А тут еще, как назло, установилась нелетная погода. Авиация и лодки ничего не видели. Торпедные катера без прикрытия с воздуха выпускать днем было рискованно. И вот я сижу на КП за письменным столом, обняв руками отяжелевшую голову и думаю, как и чем нанести удар.

Вечером зашел член Военного совета вице-адмирал А. А. Николаев, сел, долго сочувственно смотрел на мои муки, потом спросил:

— Ну, что надумал, Василий Иванович?

— Попробуй тут придумай, — ответил я. — То нет погоды для катеров, то плохая видимость для лодок и самолетов... [98] Теперь вот загоняли авиацию на бомбардировки неприятельских аэродромов и прикрытие союзных конвоев. Сейчас подошла пора сменять катера — люди устали и торпеды давно не проверялись...

Александр Андреевич помолчал. Потом встал и направился к выходу.

— Лето уходит, — с сожалением обронил он.

Я остался коротать ночь на ФКП наедине с мрачными думами.

К середине августа в Пумманки скопилось до полутора десятков торпедных катеров, а немецкие конвои все проходили невидимками в туманах. Изредка нам удавалось пеленговать их краткие радиосигналы, но ни подводные лодки, ни посланные на поиск катера не встречали неприятеля. Авиация не летала.

18 августа юго-западный ветер начал рвать облака, разгонять туман, и сразу же воздушные разведчики обнаружили большой вражеский конвой, состоявший из 32 единиц. Темного времени в эту пору года в Заполярье набирается не больше двух часов в сутки. По моим подсчетам, противник должен был втянуться в Варангер-фиорд в утренних сумерках.
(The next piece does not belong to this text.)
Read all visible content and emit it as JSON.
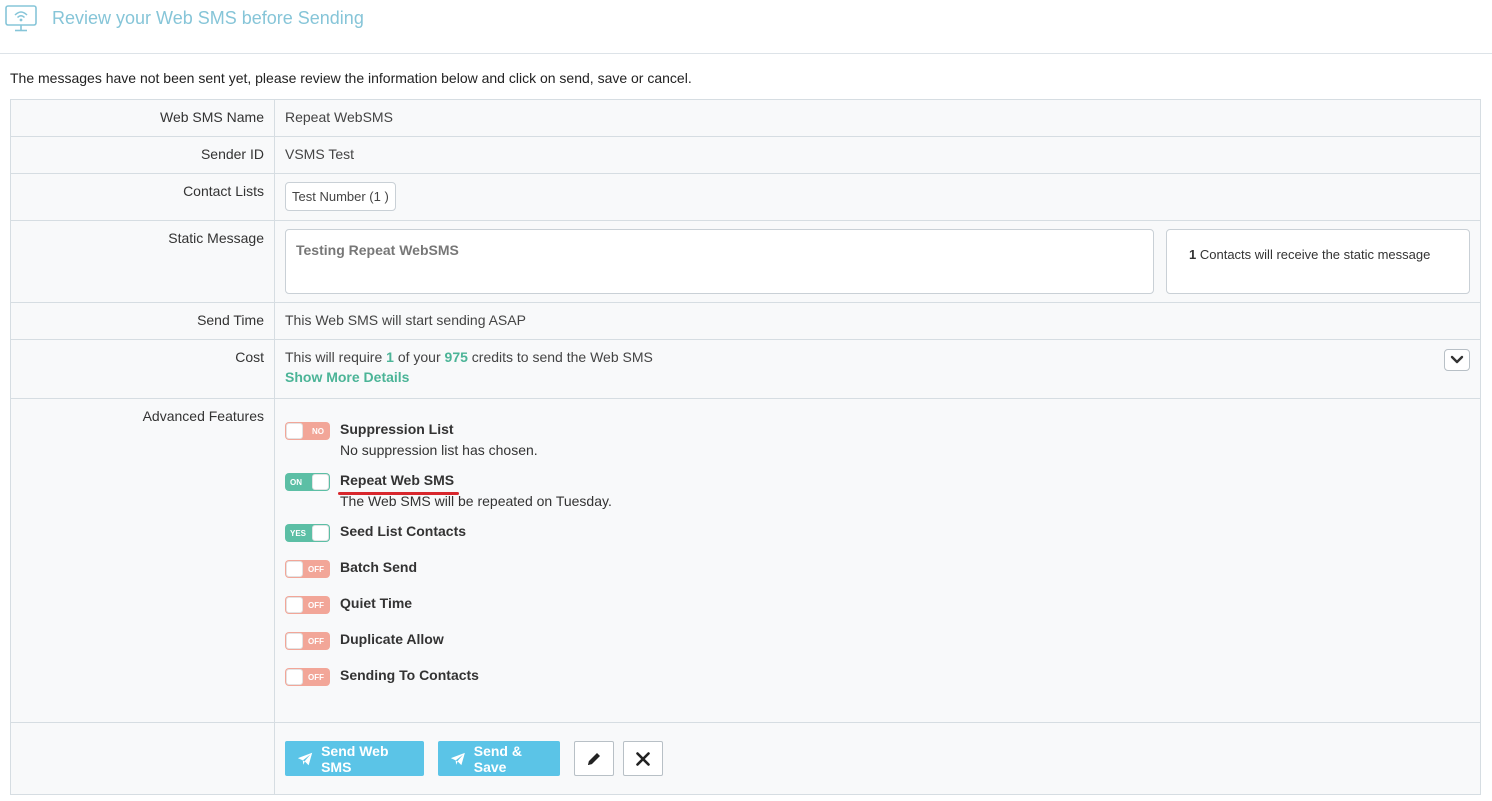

Я передал командиру разведывательного авиаполка, что от летчиков зависит многое: уследят за конвоем — мы достигнем большого успеха, потеряют его из виду — все наши старания пойдут прахом. Авиаторы обещали «ползать на брюхе», но фашистов не упустить. И надо сказать, несмотря на тяжелые метеорологические условия, разведчики буквально «висели» над конвоем, и мы каждую минуту знали, где он находится.

Для удара по врагу было сосредоточено 14 катеров — рекордная цифра за всю войну! Командовал ими хорошо знакомый мне по совместной службе в ОВР пионер катерной специальности на Севере капитан 3 ранга С. Г. Коршунович. Он отличался некоторой рассеянностью и в то же время исключительным бесстрашием. В молодости Коршунович слыл бесшабашным человеком, носился на катерах по Кольскому заливу, разводил такую волну, что раскачивались корабли, рвались швартовы, ломались привальные брусья. За такое поведение он получил прозвище Всадник без головы. Став командиром отряда, а затем дивизиона, Коршунович остепенился, всякий свой шаг стал тщательнее обдумывать.

То, что отряд возглавлял он, меня и пугало и радовало: [99] дул неблагоприятный для постановки дымовой завесы ветер. А маневр требовал большого искусства и точных расчетов. Если неопытный командир катера-дымзавесчика не учтет обстановки, пойдет по ветру — завеса, вместо того чтобы строиться стеной, потащится следом за ним клубком или поднимется столбом кверху. Надо учитывать и время начала постановки дыма. Рано выпустишь, его нанесет на конвой, закроет неприятеля, затруднит атаку или, наоборот, отнесет далеко от цели и катерам придется сближаться с врагом под огнем его охранения. Поздно поставишь — завеса не успеет ухватиться за воду и образовать сплошную, непроницаемую стену. Если сегодня дымовое прикрытие будет поставлено неудачно, то Коршунович ляжет костьми, но от удара ни за что не откажется. Это — опасность. Утешительно же то, что он ни при каких обстоятельствах не дрогнет.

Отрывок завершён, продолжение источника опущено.